El siglo XX testimonió la naturalización de estas pautas: las reglas o instituciones con que determinados sectores controlan los mercados fueron invisibilizadas, legitimadas como leyes inexorables y normas impersonales, presuntamente autónomas de los intereses sociales en cuyo seno se despliegan. Concomitantemente, la participación activa del Estado como actor económico pasó a postularse como una injerencia ilegítima por antinatural, inherentemente adversa a la eficiencia asignativa de los recursos.

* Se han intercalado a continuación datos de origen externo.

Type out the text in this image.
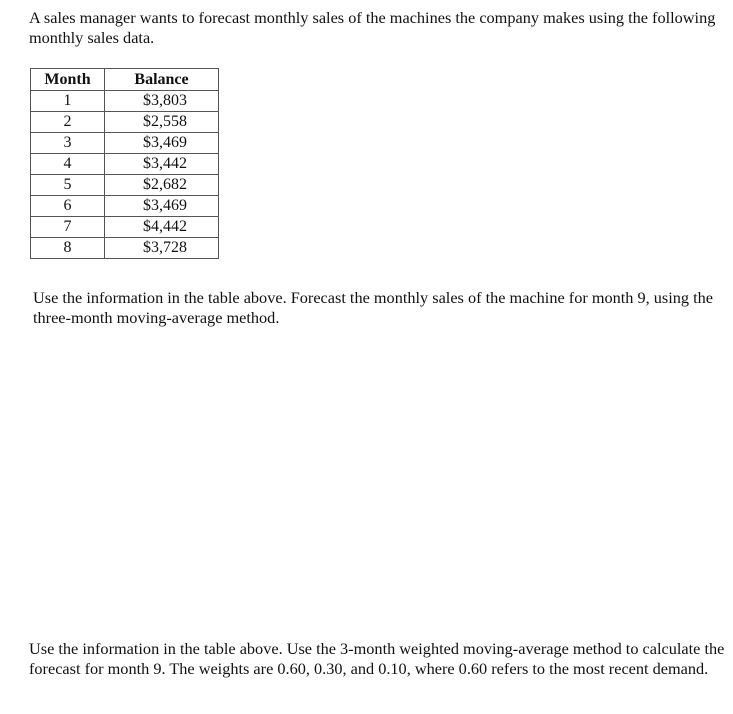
A sales manager wants to forecast monthly sales of the machines the company makes using the following monthly sales data.

Month	Balance
1	$3,803
2	$2,558
3	$3,469
4	$3,442
5	$2,682
6	$3,469
7	$4,442
8	$3,728

Use the information in the table above. Forecast the monthly sales of the machine for month 9, using the three-month moving-average method.

Use the information in the table above. Use the 3-month weighted moving-average method to calculate the forecast for month 9. The weights are 0.60, 0.30, and 0.10, where 0.60 refers to the most recent demand.
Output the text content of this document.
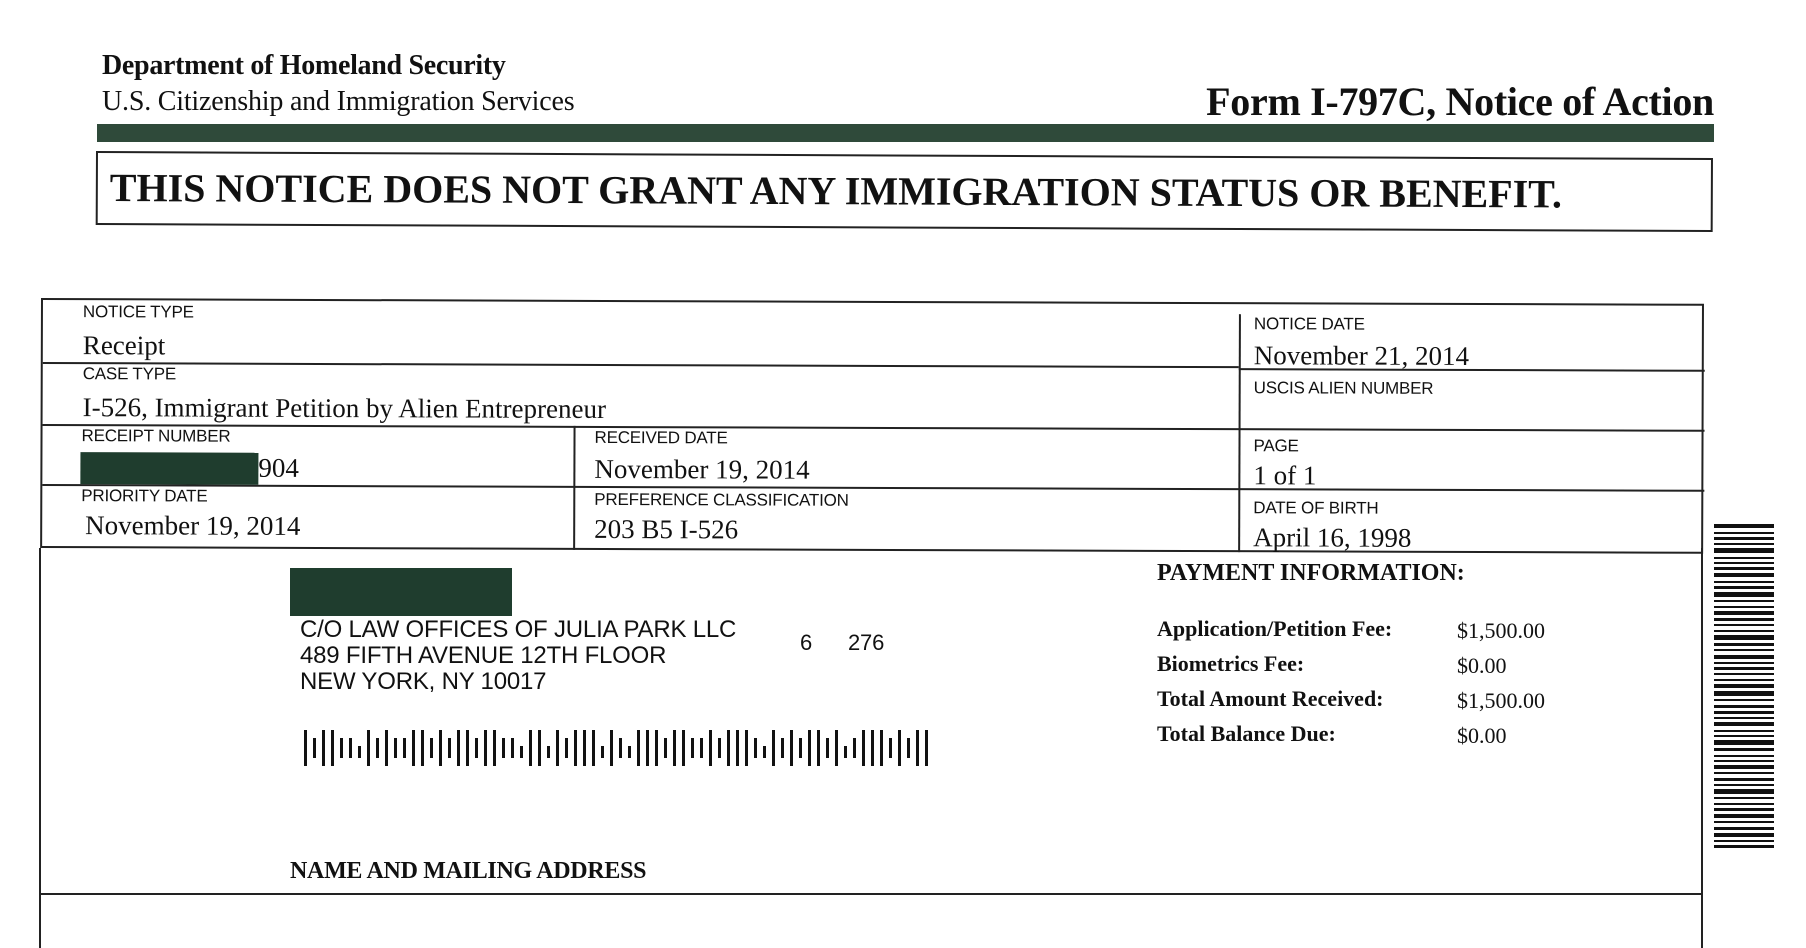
Department of Homeland Security
U.S. Citizenship and Immigration Services	Form I-797C, Notice of Action
THIS NOTICE DOES NOT GRANT ANY IMMIGRATION STATUS OR BENEFIT.
NOTICE TYPE
Receipt
NOTICE DATE
November 21, 2014
CASE TYPE
I-526, Immigrant Petition by Alien Entrepreneur
USCIS ALIEN NUMBER
RECEIPT NUMBER
904
RECEIVED DATE
November 19, 2014
PAGE
1 of 1
PRIORITY DATE
November 19, 2014
PREFERENCE CLASSIFICATION
203 B5 I-526
DATE OF BIRTH
April 16, 1998
C/O LAW OFFICES OF JULIA PARK LLC
489 FIFTH AVENUE 12TH FLOOR
NEW YORK, NY 10017
6 276
PAYMENT INFORMATION:
Application/Petition Fee:	$1,500.00
Biometrics Fee:	$0.00
Total Amount Received:	$1,500.00
Total Balance Due:	$0.00
NAME AND MAILING ADDRESS
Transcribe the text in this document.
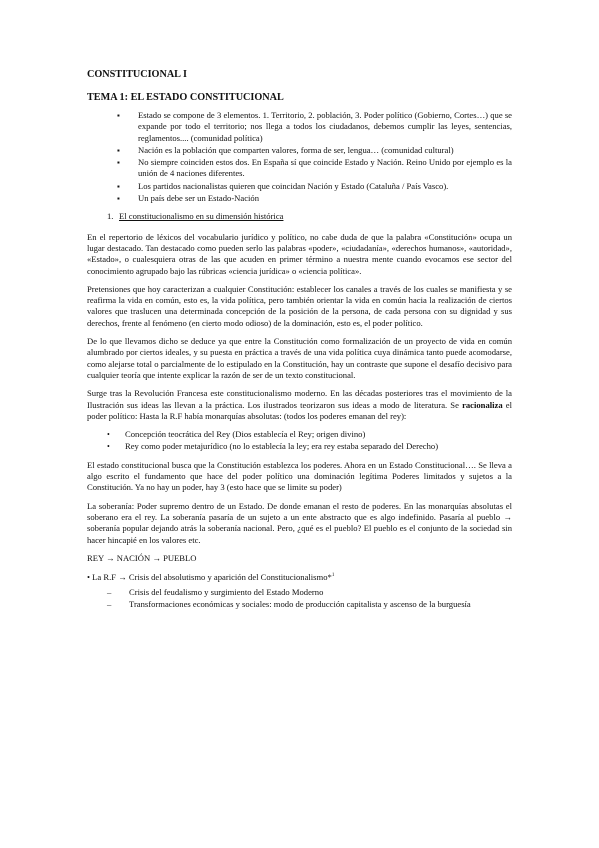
CONSTITUCIONAL I
TEMA 1: EL ESTADO CONSTITUCIONAL
▪ Estado se compone de 3 elementos. 1. Territorio, 2. población, 3. Poder político (Gobierno, Cortes…) que se expande por todo el territorio; nos llega a todos los ciudadanos, debemos cumplir las leyes, sentencias, reglamentos.... (comunidad política)
▪ Nación es la población que comparten valores, forma de ser, lengua… (comunidad cultural)
▪ No siempre coinciden estos dos. En España sí que coincide Estado y Nación. Reino Unido por ejemplo es la unión de 4 naciones diferentes.
▪ Los partidos nacionalistas quieren que coincidan Nación y Estado (Cataluña / País Vasco).
▪ Un país debe ser un Estado-Nación
1. El constitucionalismo en su dimensión histórica

En el repertorio de léxicos del vocabulario jurídico y político, no cabe duda de que la palabra «Constitución» ocupa un lugar destacado. Tan destacado como pueden serlo las palabras «poder», «ciudadanía», «derechos humanos», «autoridad», «Estado», o cualesquiera otras de las que acuden en primer término a nuestra mente cuando evocamos ese sector del conocimiento agrupado bajo las rúbricas «ciencia jurídica» o «ciencia política».

Pretensiones que hoy caracterizan a cualquier Constitución: establecer los canales a través de los cuales se manifiesta y se reafirma la vida en común, esto es, la vida política, pero también orientar la vida en común hacia la realización de ciertos valores que traslucen una determinada concepción de la posición de la persona, de cada persona con su dignidad y sus derechos, frente al fenómeno (en cierto modo odioso) de la dominación, esto es, el poder político.

De lo que llevamos dicho se deduce ya que entre la Constitución como formalización de un proyecto de vida en común alumbrado por ciertos ideales, y su puesta en práctica a través de una vida política cuya dinámica tanto puede acomodarse, como alejarse total o parcialmente de lo estipulado en la Constitución, hay un contraste que supone el desafío decisivo para cualquier teoría que intente explicar la razón de ser de un texto constitucional.

Surge tras la Revolución Francesa este constitucionalismo moderno. En las décadas posteriores tras el movimiento de la Ilustración sus ideas las llevan a la práctica. Los ilustrados teorizaron sus ideas a modo de literatura. Se racionaliza el poder político: Hasta la R.F había monarquías absolutas: (todos los poderes emanan del rey):

• Concepción teocrática del Rey (Dios establecía el Rey; origen divino)
• Rey como poder metajurídico (no lo establecía la ley; era rey estaba separado del Derecho)

El estado constitucional busca que la Constitución establezca los poderes. Ahora en un Estado Constitucional…. Se lleva a algo escrito el fundamento que hace del poder político una dominación legítima Poderes limitados y sujetos a la Constitución. Ya no hay un poder, hay 3 (esto hace que se limite su poder)

La soberanía: Poder supremo dentro de un Estado. De donde emanan el resto de poderes. En las monarquías absolutas el soberano era el rey. La soberanía pasaría de un sujeto a un ente abstracto que es algo indefinido. Pasaría al pueblo → soberanía popular dejando atrás la soberanía nacional. Pero, ¿qué es el pueblo? El pueblo es el conjunto de la sociedad sin hacer hincapié en los valores etc.

REY → NACIÓN → PUEBLO

• La R.F → Crisis del absolutismo y aparición del Constitucionalismo*$^1$

– Crisis del feudalismo y surgimiento del Estado Moderno
– Transformaciones económicas y sociales: modo de producción capitalista y ascenso de la burguesía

El relanzamiento de aquellas pautas en la historia reciente encontró su traducción en las relaciones crediticias. Los indicadores que el BCRA ofrece para octubre de 2019 muestran un aumento de la morosidad en los créditos bancarizados, explicando que el endeudamiento de los hogares alcanza al 26 por ciento del ingreso familiar por compromisos asumidos con tarjetas de crédito, préstamos personales e hipotecas o créditos prendarios. En efecto, los deudores hipotecarios indexados por UVA experimentaron entre 2016 y 2019 una duplicación del saldo de deuda de capital, tal como lo demuestra CEPA en base a BCRA y BNA, a la vez que el incremento salarial experimentó un retraso considerable respecto del aumento nominal de la unidad de valor adquisitivo, ante tomadores que no proceden con una racionalidad inversora sino con el propósito de garantizar la vivienda única, familiar y de ocupación permanente. 

Entre tanto, si los créditos otorgados por Anses ampliaron su alcance en 2017 a beneficiarios de diversas pensiones y de AUH (en su abrumadora mayoría, mujeres beneficiarias) que destinan el préstamo a cubrir gastos básicos, fue asimismo incrementada la tasa de interés aplicada. Ello evidencia, por un lado, que una redistribución regresiva del ingreso empuja a los hogares ubicados en los últimos deciles a tomar deuda para acceder a la satisfacción de necesidades básicas por la vía mercantil, generando un efecto multiplicador de las obligaciones hacia el interior de las familias, tal como lo señalara Wilkis y lo corroborara etnográficamente el Colectivo Juguetes Perdidos en el fenómeno de la implosión barrial. Pero evidencia, también, que en contextos de liberalización económica el Estado mismo puede intervenir desde una lógica mercantil, no sólo incrementando la tasa de interés sino, asimismo, garantizando el reintegro crediticio con los recursos erogados por el propio Erario mediante subsidios, habilitando el aterrizaje de la financiarización sobre territorios marginales, tal como lo explicase Gago al describir la racionalidad neoliberal.

Una distribución inequitativa de la moneda, su ausencia en los intercambios de las mayorías y la preeminencia del sistema mercantil como mecanismo para el acceso a recursos, agudiza las asimetrías de unas relaciones crediticias instituidas con arreglo a las normas del mercado. Y la persistencia de estos criterios hizo del endeudamiento el lenguaje del estallido en la reciente experiencia chilena. En Buenos Aires, el fugaz avance de esos mismos criterios comienza a visibilizar la naturaleza crediticia de la economía, ofreciendo la oportunidad de reflexionar sobre la matriz institucional que la orienta. El desafío es identificar el equilibrio social en una economía de la obligación.

*  Doctor en Historia por la Universidad de Buenos Aires. Investigador del Conicet. Autor de Las obligaciones fundamentales. Crédito y consolidación económica durante el surgimiento de Buenos Aires (Bs. As., Prometeo, 2018).